By nearly a two-to-one margin, voters approve of Paterson’s selection of former Rep. Kirsten Gillibrand, D-Hudson, Columbia County, as senator, a Siena College poll found today.
Fifty-one percent of voters approve of Gillibrand’s appointment, including nine percent who strongly approve, compared to 28 percent who disapprove. The opinion was largely the same among Democrats, Republicans and independent voters, but people’s opinion of the Albany-area Democrat is different between downstate and upstate voters.
New York City voters approve of her by a 44 percent to 34 percent margin, but voters are almost evenly split in the New York City suburbs, 44 percent to 43 percent. Upstate voters, though, approve of her appointment 63 percent to 19 percent.
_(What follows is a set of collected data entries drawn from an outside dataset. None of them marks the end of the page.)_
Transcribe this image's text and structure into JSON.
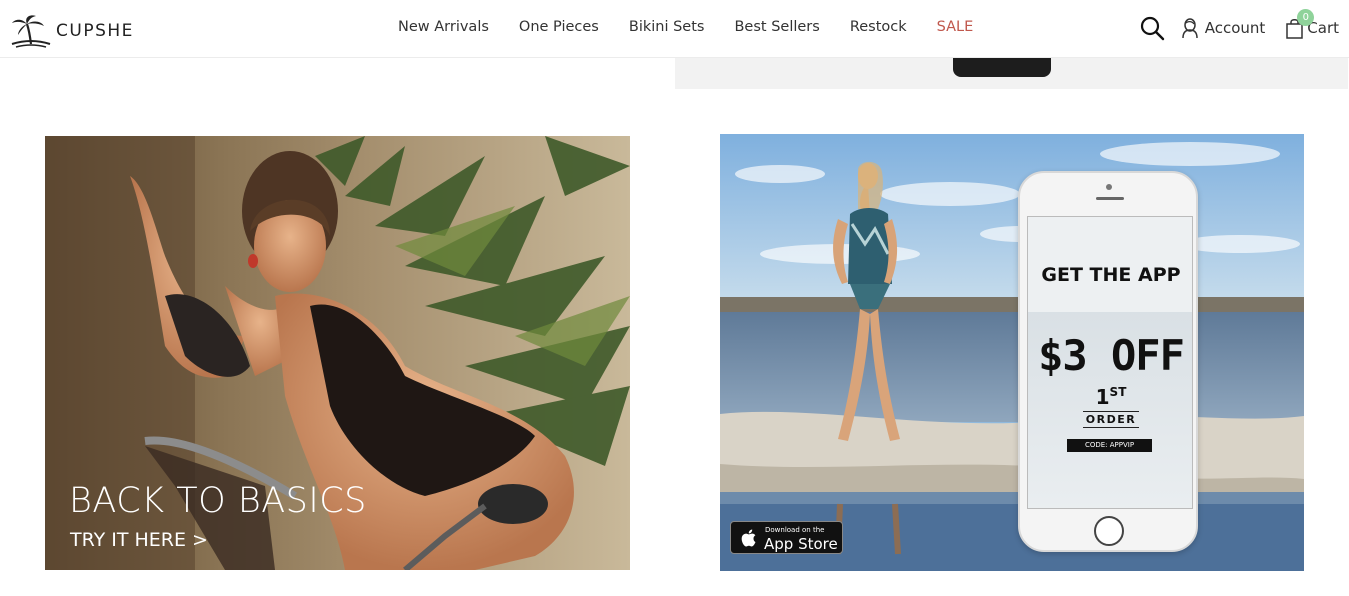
{
  "header": {
    "logo_text": "CUPSHE",
    "nav": [
      {
        "label": "New Arrivals"
      },
      {
        "label": "One Pieces"
      },
      {
        "label": "Bikini Sets"
      },
      {
        "label": "Best Sellers"
      },
      {
        "label": "Restock"
      },
      {
        "label": "SALE"
      }
    ],
    "account_label": "Account",
    "cart_label": "Cart",
    "cart_count": "0",
    "sale_color": "#c0584d",
    "badge_color": "#8fd39a",
    "icons": [
      "palm-logo-icon",
      "search-icon",
      "user-icon",
      "shopping-bag-icon"
    ]
  },
  "promos": {
    "left": {
      "headline": "BACK TO BASICS",
      "cta": "TRY IT HERE >"
    },
    "right": {
      "phone_title": "GET THE APP",
      "discount": "$3 OFF",
      "first_number": "1",
      "first_suffix": "ST",
      "order_label": "ORDER",
      "code_label": "CODE: APPVIP",
      "appstore_small": "Download on the",
      "appstore_big": "App Store"
    }
  }
}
“Gillibrand starts her Senate tenure with New Yorkers having an open mind and in fact approving her selection,” said Steven Greenberg, spokesman for the Siena New York Poll. ”And a plurality of voters thinks Gillibrand will do an excellent or good job as senator.”
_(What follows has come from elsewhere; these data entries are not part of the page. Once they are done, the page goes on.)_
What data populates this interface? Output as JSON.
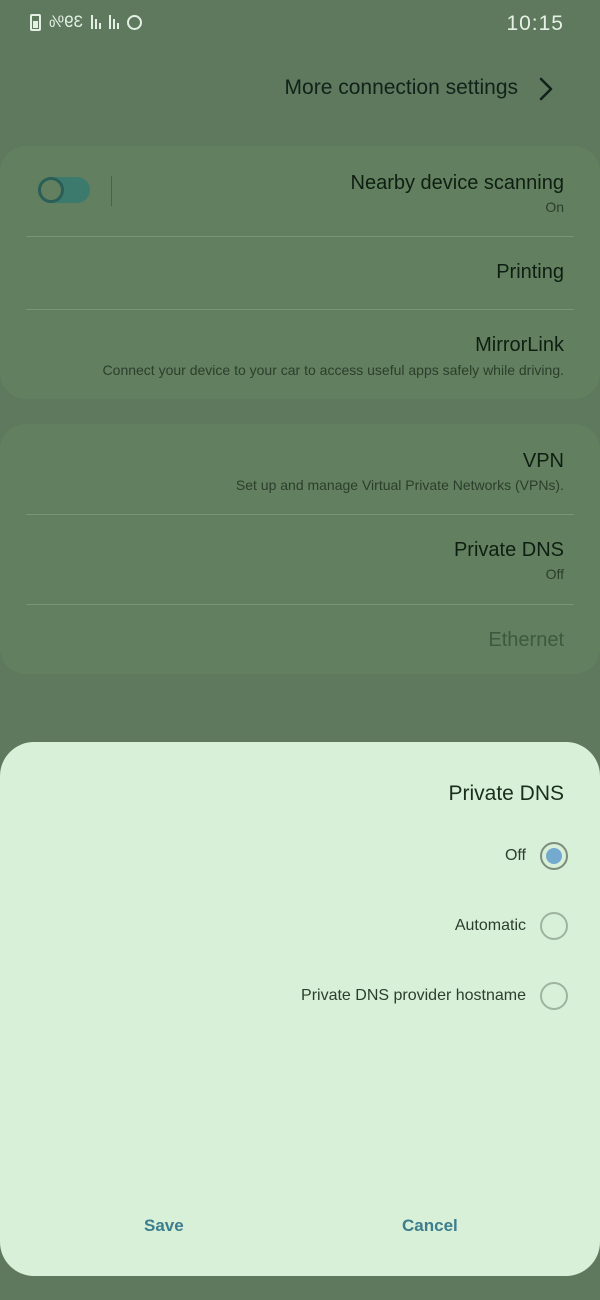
{
  "status_bar": {
    "time": "10:15",
    "battery": "39%"
  },
  "header": {
    "title": "More connection settings",
    "icon": "back-chevron"
  },
  "settings": {
    "group1": [
      {
        "title": "Nearby device scanning",
        "subtitle": "On",
        "toggle": true
      },
      {
        "title": "Printing",
        "subtitle": ""
      },
      {
        "title": "MirrorLink",
        "subtitle": "Connect your device to your car to access useful apps safely while driving."
      }
    ],
    "group2": [
      {
        "title": "VPN",
        "subtitle": "Set up and manage Virtual Private Networks (VPNs)."
      },
      {
        "title": "Private DNS",
        "subtitle": "Off"
      },
      {
        "title": "Ethernet",
        "subtitle": ""
      }
    ]
  },
  "dialog": {
    "title": "Private DNS",
    "options": [
      "Off",
      "Automatic",
      "Private DNS provider hostname"
    ],
    "selected": "Off",
    "cancel_label": "Cancel",
    "save_label": "Save"
  },
  "colors": {
    "accent": "#3c7d8e",
    "radio_selected": "#75aad0"
  }
}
But Gillibrand still has convincing to do, the poll found. Only 21 percent of voters say they are prepared to vote for Gillibrand in 2010, when she will need to seek election, while 29 percent prefer “someone else.” And among Democrats, 11 percent would prefer she run unopposed, while 63 percent want another Democrat to challenge her.
Voters, meanwhile, aren’t pleased with the way Paterson handled the selection process, which has been widely criticized as secretive and indecisive.
Sixty-two percent of voters rated the way the governor handled the process as either poor or fair. And Paterson’s favorability rating has fallen to its lowest level since May in Siena’s polling, at 54 percent compared to 60 percent a week ago. Among independent voters, his favorability plummeted in less than a week from 68 percent to 49 percent.
Nearly two-thirds of voters want future U.S. Senate vacancies filled by an election, not a gubernatorial appointment.
The Siena poll was conducted Jan. 25-27, 2009 by telephone calls to 622 New York State registered voters. It has a margin of error of 3.9 percentage points.